In the early days of her knitting career, Elizabeth wrote patterns for publication by yarn companies and in magazines. But when an editor at Vogue Knitting rewrote a pattern Elizabeth had designed to be knitted in the round, changing it to be knitted on straight needles instead, Elizabeth decided to publish her patterns herself.
She founded Schoolhouse Press, named for the one-room schoolhouse she and her husband converted to their residence in the late 1950s. Her goal was to supply knitters with pure wool and circular needles, which were hard to find at the time, among other tools and patterns.
She published a semi-annual newsletter filled with patterns, techniques and her own musings on knitting, and in 1981 published her first book, Knitting Without Tears. Her second book, The Knitters’ Almanac, featured one pattern a month presented with her practical, having-coffee-with-a-friend style.
“It’s better not to make mittens in a hurry,” Elizabeth writes as she introduces a pattern for mittens. “Let’s make them in May; let’s take our time over them; let’s venture into new approaches and designs; let’s enjoy them.”

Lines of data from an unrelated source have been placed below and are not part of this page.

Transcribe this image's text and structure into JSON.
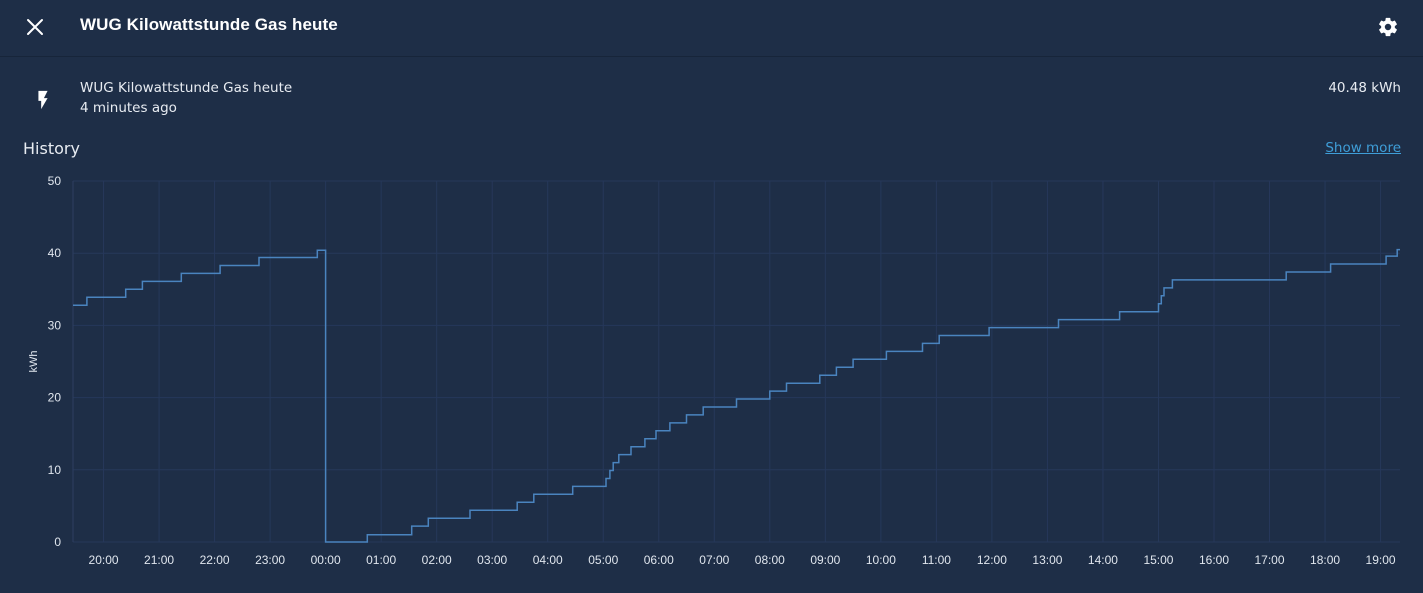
{
  "dialog": {
    "title": "WUG Kilowattstunde Gas heute"
  },
  "entity": {
    "name": "WUG Kilowattstunde Gas heute",
    "last_changed": "4 minutes ago",
    "state": "40.48 kWh",
    "icon": "flash-icon"
  },
  "history": {
    "title": "History",
    "show_more": "Show more"
  },
  "colors": {
    "background": "#1e2e47",
    "line": "#4a84bf",
    "link": "#3f9ed8"
  },
  "chart_data": {
    "type": "line",
    "step": true,
    "ylabel": "kWh",
    "ylim": [
      0,
      50
    ],
    "yticks": [
      0,
      10,
      20,
      30,
      40,
      50
    ],
    "xlim": [
      19.45,
      43.35
    ],
    "xticks": [
      {
        "x": 20,
        "label": "20:00"
      },
      {
        "x": 21,
        "label": "21:00"
      },
      {
        "x": 22,
        "label": "22:00"
      },
      {
        "x": 23,
        "label": "23:00"
      },
      {
        "x": 24,
        "label": "00:00"
      },
      {
        "x": 25,
        "label": "01:00"
      },
      {
        "x": 26,
        "label": "02:00"
      },
      {
        "x": 27,
        "label": "03:00"
      },
      {
        "x": 28,
        "label": "04:00"
      },
      {
        "x": 29,
        "label": "05:00"
      },
      {
        "x": 30,
        "label": "06:00"
      },
      {
        "x": 31,
        "label": "07:00"
      },
      {
        "x": 32,
        "label": "08:00"
      },
      {
        "x": 33,
        "label": "09:00"
      },
      {
        "x": 34,
        "label": "10:00"
      },
      {
        "x": 35,
        "label": "11:00"
      },
      {
        "x": 36,
        "label": "12:00"
      },
      {
        "x": 37,
        "label": "13:00"
      },
      {
        "x": 38,
        "label": "14:00"
      },
      {
        "x": 39,
        "label": "15:00"
      },
      {
        "x": 40,
        "label": "16:00"
      },
      {
        "x": 41,
        "label": "17:00"
      },
      {
        "x": 42,
        "label": "18:00"
      },
      {
        "x": 43,
        "label": "19:00"
      }
    ],
    "series": [
      {
        "points": [
          [
            19.45,
            32.8
          ],
          [
            19.7,
            33.9
          ],
          [
            20.4,
            35.0
          ],
          [
            20.7,
            36.1
          ],
          [
            21.4,
            37.2
          ],
          [
            22.1,
            38.3
          ],
          [
            22.8,
            39.4
          ],
          [
            23.85,
            40.4
          ],
          [
            24.0,
            0.0
          ],
          [
            24.25,
            0.0
          ],
          [
            24.75,
            1.0
          ],
          [
            25.55,
            2.2
          ],
          [
            25.85,
            3.3
          ],
          [
            26.6,
            4.4
          ],
          [
            27.45,
            5.5
          ],
          [
            27.75,
            6.6
          ],
          [
            28.45,
            7.7
          ],
          [
            29.05,
            8.8
          ],
          [
            29.12,
            9.9
          ],
          [
            29.18,
            11.0
          ],
          [
            29.28,
            12.1
          ],
          [
            29.5,
            13.2
          ],
          [
            29.75,
            14.3
          ],
          [
            29.95,
            15.4
          ],
          [
            30.2,
            16.5
          ],
          [
            30.5,
            17.6
          ],
          [
            30.8,
            18.7
          ],
          [
            31.4,
            19.8
          ],
          [
            32.0,
            20.9
          ],
          [
            32.3,
            22.0
          ],
          [
            32.9,
            23.1
          ],
          [
            33.2,
            24.2
          ],
          [
            33.5,
            25.3
          ],
          [
            34.1,
            26.4
          ],
          [
            34.75,
            27.5
          ],
          [
            35.05,
            28.6
          ],
          [
            35.95,
            29.7
          ],
          [
            37.2,
            30.8
          ],
          [
            38.3,
            31.9
          ],
          [
            39.0,
            33.0
          ],
          [
            39.05,
            34.1
          ],
          [
            39.1,
            35.2
          ],
          [
            39.25,
            36.3
          ],
          [
            41.3,
            37.4
          ],
          [
            42.1,
            38.5
          ],
          [
            43.1,
            39.6
          ],
          [
            43.3,
            40.5
          ],
          [
            43.35,
            40.5
          ]
        ]
      }
    ]
  }
}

PBS came calling in the late 1970s, and like Julia Child, Elizabeth said yes to her own show. Elizabeth Zimmermann’s Knitting Workshop aired for two seasons, with Elizabeth sitting in front of piles of hand-knits, dispensing advice and showing the folks at home that honestly, knitting’s not that hard.
“The whole thing about needle sizes is terribly fraught,” she says in one episode, “so pay no attention — please! — to any directions when they tell you the size of the needle.”
Today, Schoolhouse Press remains a successful family publishing and supply company run by Elizabeth’s daughter Meg Warner, a renowned knitting designer in her own right who joined her mother’s business in 1961. In addition to Elizabeth’s books and patterns, Schoolhouse publishes other designers and runs Knitting Camp, an annual retreat that started in 1978 when the University of Wisconsin asked Elizabeth to teach a summer extension class.
But it’s Elizabeth’s straight-forward approach to knitting that is her legacy. Two-color knitting, Fair Isle, Aran, short rows, lace knitting, invisible seams, drop shoulder — Elizabeth’s techniques are standard practice today. And while it sounds complicated, Elizabeth would insist it’s really not.
“I don’t want you to pay any attention to directions at all,” she said. “I want you to make your own directions.”